Эва и Рене Киршнер, 1939. Архив Е. Макаровой.

– Мириам Сонненмарк, вот она, рот до ушей, четвертая слева в белом платье и гольфах. Сороковой год, тут ей восемь. А мы-то, крутые физкультурницы, кто, интересно, выстроил нас по росту? Справа – моя любимая подруга Рут, самая высокая, за ней я – самая грудастая. Знаешь, сколько мне здесь? Не поверишь, двенадцать. Такая вот я была – девочка в женском теле. Кстати, про Мириам я так ничего и не написала. Кроме того, что ее отец занимал высокий пост в еврейской общине Простеёва. Покажи ее рисунки, пожалуйста!

– У нас же есть фотография!

Мауд неумолима. Показала ей рисунки на экране. Девочки в клетчатых платьицах, цветы…

– А вот эта с прыгалкой она, сравни!

Сравнили. Точно она.

Мауд загрустила.

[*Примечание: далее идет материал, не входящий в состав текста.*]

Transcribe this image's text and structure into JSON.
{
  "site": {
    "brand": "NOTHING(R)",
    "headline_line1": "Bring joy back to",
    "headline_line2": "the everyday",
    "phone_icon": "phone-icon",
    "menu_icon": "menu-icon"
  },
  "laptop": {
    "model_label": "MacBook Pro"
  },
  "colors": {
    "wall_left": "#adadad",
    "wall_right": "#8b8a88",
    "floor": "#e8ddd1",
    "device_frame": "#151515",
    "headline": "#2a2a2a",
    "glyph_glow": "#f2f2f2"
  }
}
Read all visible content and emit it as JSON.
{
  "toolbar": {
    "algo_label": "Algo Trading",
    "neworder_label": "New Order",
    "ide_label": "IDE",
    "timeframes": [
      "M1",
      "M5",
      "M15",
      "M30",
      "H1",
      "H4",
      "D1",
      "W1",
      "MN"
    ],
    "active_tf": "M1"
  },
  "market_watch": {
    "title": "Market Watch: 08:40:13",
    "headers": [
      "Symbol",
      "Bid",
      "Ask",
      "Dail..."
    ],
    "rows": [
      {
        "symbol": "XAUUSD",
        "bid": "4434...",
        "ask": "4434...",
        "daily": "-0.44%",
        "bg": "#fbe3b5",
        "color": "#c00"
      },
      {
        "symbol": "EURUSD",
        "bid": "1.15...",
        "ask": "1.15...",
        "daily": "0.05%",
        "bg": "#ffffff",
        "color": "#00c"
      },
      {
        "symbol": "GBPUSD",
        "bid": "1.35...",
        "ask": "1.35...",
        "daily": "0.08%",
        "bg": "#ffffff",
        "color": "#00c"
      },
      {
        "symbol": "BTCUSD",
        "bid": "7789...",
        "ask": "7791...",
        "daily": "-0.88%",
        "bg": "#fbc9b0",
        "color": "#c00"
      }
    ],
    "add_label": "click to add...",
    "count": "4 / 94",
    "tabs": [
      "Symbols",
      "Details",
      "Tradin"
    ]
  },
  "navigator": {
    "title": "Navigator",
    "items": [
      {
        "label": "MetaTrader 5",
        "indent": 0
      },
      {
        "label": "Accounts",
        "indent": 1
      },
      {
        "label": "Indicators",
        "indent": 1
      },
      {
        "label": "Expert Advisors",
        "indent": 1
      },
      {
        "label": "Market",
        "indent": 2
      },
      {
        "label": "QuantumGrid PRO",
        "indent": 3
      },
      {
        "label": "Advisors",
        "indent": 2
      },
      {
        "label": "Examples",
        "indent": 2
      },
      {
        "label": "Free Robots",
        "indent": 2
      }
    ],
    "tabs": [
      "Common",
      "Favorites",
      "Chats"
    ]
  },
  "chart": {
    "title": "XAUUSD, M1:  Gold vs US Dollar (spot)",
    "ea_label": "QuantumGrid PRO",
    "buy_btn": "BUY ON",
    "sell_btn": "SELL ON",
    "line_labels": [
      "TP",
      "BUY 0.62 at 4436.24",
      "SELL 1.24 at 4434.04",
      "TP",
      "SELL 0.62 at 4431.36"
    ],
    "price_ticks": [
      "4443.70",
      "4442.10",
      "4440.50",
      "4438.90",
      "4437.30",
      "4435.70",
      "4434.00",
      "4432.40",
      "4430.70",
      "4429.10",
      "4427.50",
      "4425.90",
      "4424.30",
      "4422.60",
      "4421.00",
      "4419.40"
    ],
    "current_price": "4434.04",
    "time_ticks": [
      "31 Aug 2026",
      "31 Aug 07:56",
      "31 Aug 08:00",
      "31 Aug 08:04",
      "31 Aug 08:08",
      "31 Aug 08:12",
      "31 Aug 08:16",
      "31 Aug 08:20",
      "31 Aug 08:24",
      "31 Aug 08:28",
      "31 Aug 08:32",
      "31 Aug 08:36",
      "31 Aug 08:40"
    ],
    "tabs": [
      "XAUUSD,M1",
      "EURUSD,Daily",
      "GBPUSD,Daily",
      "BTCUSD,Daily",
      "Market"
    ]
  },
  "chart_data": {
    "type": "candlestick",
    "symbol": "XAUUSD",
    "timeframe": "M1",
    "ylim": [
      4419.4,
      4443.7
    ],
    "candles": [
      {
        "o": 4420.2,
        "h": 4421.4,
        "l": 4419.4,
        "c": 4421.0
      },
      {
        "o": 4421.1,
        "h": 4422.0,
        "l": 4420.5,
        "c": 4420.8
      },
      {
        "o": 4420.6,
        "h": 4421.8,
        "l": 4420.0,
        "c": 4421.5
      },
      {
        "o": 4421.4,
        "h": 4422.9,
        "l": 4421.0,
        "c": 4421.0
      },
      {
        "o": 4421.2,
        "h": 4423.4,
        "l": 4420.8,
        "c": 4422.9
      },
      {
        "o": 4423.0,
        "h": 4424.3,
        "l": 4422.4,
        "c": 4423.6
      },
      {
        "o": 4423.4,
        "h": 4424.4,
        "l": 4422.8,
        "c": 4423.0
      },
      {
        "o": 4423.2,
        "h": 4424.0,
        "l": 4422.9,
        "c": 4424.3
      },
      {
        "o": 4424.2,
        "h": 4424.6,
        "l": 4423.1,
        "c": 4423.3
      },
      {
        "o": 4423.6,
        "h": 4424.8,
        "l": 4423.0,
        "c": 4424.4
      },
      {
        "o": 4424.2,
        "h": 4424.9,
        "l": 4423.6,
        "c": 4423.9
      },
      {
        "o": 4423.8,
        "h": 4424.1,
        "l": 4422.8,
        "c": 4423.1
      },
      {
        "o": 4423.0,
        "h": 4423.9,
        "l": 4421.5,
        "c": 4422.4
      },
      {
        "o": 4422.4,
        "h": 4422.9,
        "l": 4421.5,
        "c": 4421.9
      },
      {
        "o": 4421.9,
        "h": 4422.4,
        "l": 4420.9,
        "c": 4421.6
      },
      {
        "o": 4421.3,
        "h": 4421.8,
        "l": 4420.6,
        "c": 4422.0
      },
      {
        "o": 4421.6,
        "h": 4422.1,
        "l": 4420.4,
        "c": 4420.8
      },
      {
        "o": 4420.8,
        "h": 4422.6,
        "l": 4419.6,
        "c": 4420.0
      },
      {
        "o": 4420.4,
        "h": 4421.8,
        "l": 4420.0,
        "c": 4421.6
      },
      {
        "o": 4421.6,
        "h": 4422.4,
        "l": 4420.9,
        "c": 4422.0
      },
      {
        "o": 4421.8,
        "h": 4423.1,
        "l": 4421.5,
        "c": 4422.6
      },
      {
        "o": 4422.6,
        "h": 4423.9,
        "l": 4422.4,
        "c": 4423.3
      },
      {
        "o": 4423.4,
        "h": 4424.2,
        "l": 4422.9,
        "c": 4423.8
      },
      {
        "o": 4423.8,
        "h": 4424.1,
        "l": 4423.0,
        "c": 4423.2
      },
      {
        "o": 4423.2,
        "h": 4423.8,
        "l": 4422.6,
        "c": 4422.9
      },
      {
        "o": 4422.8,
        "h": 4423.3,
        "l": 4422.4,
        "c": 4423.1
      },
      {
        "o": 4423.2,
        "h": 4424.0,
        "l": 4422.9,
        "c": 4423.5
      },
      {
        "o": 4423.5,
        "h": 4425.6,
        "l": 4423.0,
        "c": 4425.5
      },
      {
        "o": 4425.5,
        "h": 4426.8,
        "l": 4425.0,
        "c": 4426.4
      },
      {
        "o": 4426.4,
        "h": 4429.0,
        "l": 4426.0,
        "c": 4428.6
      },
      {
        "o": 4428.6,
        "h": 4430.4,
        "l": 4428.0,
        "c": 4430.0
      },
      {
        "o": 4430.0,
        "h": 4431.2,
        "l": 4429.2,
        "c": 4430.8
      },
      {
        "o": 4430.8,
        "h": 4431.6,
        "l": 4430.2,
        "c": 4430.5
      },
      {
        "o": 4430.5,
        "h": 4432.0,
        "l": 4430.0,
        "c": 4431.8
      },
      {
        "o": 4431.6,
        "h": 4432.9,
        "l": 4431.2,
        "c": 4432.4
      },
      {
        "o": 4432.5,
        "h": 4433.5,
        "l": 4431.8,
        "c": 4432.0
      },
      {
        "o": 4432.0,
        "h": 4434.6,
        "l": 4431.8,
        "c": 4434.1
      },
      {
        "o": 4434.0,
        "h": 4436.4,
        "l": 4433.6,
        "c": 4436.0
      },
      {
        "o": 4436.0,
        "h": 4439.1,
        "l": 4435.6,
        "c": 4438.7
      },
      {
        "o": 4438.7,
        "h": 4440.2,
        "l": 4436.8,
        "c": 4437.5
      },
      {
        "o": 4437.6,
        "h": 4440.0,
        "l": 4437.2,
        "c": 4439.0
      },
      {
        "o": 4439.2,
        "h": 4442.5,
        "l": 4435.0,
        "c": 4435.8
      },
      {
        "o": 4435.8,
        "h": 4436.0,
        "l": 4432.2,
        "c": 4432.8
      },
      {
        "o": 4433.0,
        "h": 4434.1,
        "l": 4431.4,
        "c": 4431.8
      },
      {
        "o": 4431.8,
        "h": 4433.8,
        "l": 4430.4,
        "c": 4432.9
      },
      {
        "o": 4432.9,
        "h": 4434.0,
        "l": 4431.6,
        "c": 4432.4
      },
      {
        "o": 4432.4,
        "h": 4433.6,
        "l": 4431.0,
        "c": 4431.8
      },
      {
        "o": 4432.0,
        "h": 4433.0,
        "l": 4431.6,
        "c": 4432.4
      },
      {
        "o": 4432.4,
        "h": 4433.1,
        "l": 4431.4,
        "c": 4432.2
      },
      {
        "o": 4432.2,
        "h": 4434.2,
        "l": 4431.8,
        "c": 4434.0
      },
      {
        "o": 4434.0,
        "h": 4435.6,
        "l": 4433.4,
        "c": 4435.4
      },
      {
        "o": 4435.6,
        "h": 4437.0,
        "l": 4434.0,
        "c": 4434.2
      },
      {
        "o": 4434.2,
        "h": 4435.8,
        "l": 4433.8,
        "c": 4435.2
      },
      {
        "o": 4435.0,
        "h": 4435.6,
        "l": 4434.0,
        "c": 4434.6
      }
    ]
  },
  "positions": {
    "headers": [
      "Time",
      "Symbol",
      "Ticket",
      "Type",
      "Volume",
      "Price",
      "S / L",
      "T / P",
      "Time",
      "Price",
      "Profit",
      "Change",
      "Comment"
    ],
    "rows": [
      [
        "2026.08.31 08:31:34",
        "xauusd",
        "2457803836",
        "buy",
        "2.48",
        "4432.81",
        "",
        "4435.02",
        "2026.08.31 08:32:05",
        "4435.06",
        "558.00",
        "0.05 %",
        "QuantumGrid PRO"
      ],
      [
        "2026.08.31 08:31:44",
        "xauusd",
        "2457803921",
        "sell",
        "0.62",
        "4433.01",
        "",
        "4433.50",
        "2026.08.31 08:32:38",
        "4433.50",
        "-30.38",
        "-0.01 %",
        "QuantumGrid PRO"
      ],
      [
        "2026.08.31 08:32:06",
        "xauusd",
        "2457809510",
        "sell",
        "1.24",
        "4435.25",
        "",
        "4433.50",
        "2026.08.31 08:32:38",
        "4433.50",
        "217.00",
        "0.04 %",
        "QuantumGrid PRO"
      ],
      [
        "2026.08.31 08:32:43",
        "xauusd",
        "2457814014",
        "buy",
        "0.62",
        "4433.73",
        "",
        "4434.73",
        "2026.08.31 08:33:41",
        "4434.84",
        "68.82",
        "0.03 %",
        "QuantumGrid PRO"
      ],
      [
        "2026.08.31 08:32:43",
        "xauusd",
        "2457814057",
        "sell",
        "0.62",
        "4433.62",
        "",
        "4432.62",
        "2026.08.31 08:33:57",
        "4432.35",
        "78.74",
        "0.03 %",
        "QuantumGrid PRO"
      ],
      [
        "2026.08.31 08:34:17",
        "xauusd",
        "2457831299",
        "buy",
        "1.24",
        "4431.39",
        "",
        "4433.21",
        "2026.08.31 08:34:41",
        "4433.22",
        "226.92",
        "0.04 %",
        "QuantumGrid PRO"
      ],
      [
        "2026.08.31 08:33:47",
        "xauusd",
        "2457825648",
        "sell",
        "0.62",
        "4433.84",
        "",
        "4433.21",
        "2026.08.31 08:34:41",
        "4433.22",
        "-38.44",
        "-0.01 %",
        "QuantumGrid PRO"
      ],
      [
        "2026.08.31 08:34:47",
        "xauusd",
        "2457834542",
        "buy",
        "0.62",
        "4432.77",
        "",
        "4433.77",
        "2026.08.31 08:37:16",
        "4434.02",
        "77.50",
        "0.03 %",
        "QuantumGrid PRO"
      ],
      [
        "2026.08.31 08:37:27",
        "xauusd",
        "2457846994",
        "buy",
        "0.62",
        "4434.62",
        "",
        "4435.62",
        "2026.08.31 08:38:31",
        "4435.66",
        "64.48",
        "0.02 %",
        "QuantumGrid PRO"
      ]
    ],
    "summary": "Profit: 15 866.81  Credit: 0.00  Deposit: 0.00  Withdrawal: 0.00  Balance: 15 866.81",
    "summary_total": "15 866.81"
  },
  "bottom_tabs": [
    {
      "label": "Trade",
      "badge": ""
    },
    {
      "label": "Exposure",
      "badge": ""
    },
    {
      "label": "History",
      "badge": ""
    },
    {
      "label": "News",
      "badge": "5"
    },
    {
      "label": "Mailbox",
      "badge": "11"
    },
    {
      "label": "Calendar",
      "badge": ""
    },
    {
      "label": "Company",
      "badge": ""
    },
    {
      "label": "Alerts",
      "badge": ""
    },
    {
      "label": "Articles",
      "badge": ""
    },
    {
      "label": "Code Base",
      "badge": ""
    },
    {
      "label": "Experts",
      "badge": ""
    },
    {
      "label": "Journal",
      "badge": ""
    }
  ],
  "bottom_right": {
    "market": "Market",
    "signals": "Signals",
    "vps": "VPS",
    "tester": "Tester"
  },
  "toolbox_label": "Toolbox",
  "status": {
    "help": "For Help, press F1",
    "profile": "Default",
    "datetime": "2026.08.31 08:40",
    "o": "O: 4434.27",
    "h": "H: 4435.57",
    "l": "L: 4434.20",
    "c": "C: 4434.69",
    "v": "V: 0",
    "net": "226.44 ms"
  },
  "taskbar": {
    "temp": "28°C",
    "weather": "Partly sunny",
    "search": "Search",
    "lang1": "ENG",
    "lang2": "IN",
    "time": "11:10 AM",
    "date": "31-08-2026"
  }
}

Такая чудная девочка, а она ничего о ней не помнит.

Приклеили фото, отложили анкету в сторону.

Зато про Эву Мейтнер столько воспоминаний, а лица нет.

– Из Простеёва в Оломоуц мы ехали в одном вагоне. Оттуда до Богушовице, и пёхом в Терезин… Тихая, не особенно привлекательная, но очень славная девочка-очкарик. Сколько помню – всегда в очках, всегда за рисованием. А я, корова безмозглая, – Мауд постучала кулаком по лбу, – все прошляпила. Слушай, у тебя на выставке был потрясающий Эвин рисунок «Седер», давай ее там поищем, за праздничным столом…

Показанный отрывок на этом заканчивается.